I kept my human guise and struck the first thrall with my fists, feeling a satisfying thud as the lifeless body flew several feet back from the impact. Unfortunately, even for my reinforced body, I broke my arm as well, and had to put a good deal of energy into fixing it. But the sheer amount of damage I did meant that my strength at the very least was back to normal. Next up was speed. I caught another thrall by the throat and threw him into the others with one hand, distracting the hoard while I backed off a few feet. Before the fallen bodies could orientate themselves I launched myself with all the speed I could muster, slamming into the collection of bodies with inertia alone. The impact rattled me more than I thought, which means that I regained some of my old agility, but I could tell that it’s not the same as before.

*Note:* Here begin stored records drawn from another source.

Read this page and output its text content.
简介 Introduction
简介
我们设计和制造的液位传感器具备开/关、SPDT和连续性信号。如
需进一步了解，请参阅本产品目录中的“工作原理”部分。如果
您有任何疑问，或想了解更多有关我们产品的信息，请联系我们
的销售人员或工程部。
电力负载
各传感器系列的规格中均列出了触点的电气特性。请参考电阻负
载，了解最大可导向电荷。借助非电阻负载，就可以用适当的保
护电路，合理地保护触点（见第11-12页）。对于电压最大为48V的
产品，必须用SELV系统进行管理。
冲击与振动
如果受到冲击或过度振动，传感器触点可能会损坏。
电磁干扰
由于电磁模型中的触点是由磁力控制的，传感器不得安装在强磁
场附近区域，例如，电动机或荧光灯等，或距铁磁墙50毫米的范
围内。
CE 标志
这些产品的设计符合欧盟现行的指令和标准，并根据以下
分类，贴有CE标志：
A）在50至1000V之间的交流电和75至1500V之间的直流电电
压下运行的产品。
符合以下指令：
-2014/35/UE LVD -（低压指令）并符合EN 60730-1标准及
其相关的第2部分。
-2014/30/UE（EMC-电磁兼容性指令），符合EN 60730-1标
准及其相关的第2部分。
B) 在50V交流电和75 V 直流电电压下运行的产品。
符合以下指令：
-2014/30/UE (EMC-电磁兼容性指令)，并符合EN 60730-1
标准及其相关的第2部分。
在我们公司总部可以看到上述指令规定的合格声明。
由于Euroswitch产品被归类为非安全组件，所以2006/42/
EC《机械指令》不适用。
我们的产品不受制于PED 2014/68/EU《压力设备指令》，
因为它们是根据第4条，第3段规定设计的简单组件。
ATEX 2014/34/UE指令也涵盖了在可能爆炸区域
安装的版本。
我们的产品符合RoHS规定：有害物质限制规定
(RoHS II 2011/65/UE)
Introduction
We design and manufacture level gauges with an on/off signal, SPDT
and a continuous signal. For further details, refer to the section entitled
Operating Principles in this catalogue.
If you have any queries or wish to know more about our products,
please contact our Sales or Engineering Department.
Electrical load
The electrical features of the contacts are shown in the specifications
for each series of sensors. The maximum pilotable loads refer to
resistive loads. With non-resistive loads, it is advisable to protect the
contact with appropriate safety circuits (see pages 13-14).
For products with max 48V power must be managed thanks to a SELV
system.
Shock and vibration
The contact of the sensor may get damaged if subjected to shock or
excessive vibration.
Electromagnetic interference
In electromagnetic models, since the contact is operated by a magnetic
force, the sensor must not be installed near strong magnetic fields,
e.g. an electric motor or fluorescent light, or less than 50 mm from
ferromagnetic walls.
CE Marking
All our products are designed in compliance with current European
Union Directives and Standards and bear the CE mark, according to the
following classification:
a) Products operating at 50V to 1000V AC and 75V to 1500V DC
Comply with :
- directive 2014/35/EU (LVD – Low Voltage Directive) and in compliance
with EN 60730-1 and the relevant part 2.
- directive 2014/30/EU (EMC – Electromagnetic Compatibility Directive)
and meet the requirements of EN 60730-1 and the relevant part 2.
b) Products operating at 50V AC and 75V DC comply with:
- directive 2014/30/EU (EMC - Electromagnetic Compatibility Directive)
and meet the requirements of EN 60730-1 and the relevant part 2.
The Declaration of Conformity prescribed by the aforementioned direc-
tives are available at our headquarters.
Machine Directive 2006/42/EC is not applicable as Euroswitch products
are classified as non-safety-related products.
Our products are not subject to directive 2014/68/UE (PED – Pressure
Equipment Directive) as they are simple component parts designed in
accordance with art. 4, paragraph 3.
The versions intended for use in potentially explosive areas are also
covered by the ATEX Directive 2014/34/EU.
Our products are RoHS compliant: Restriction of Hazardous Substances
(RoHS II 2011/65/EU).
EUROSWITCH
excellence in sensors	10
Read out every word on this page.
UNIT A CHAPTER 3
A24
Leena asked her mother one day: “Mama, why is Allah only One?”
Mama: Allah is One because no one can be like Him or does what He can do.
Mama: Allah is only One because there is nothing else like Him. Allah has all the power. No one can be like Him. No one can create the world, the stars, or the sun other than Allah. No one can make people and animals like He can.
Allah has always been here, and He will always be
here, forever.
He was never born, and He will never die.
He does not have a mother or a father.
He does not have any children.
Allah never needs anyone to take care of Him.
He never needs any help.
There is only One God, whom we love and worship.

I rolled away and tried the next thing on my list of things to check: Hellfire. It was the one thing I took pride in, the one factor that made me a being to be feared, to be obeyed. I was one of the few that could summon and manipulate the chaotic element, and it was something that I could manage even when I left my prison. I forced more Hellfire than I ever dared into my right hand, the hand with Lucifer’s ring, and I could feel the heat growing as more and more energy was stored, just waiting to be used. But this still wasn’t enough, I could do more, so much more. I closed my eyes and concentrated on consuming more of Hell’s energies, forcing the flames to condense into my outstretched hand, to grow hotter, fiercer. The skin on my hand started to burn, to char, but I didn’t care. I didn’t feel the pain, only the raw energy building up, and it was only when I knew that my mortal body could take no more that I released that energy.
I looked down at what I had created, and it wasn’t Hellfire that I saw. It was Banefire, the very antithesis of the fires of creation, a substance that will eat away at creation, at the boundaries of this reality. As I saw the purple flame dance I couldn’t help but crack a smile. It wasn’t much, and could only extend to my right hand as only normal Hellfire came out of my left, but it was more than I ever hoped for. I felt like my old self once more, the mighty General feared by all.
I looked at the pitiful Shades standing before me, knowing full well that they were nothing but fodder. I was going to enjoy this. I unsheathed my sword with my burning hand, and the flame immediately started to lick at the weapon’s blade, completing it. I slashed out gracelessly at the first thing that caught my ire, and the body turned into dust before it could even hit the ground, the Banefire eating away the very thing that held the Shade into this reality. I watched in awe as the bodies burned. The rest of the Shades and Thralls fell just as easily, and I almost forgot about the matter at hand due to the ecstasy of the Banefire.
I had to force myself to calm down, to not get lost in that power, to ground myself back in reality, because if I didn’t I could turn into dust just as easily as my enemies have. If my concentration wavered, or if I truly gave in to its corrosive power then it would eat me up, tear me apart from this realm. As the tantalizing power finally subsided, I let myself breath a sigh of relief and turned my attention back to my poor office door, battered and bloodied from the thralls. I dusted off the dirt from my shirt, donned my professional persona and with a deep breath I walked inside.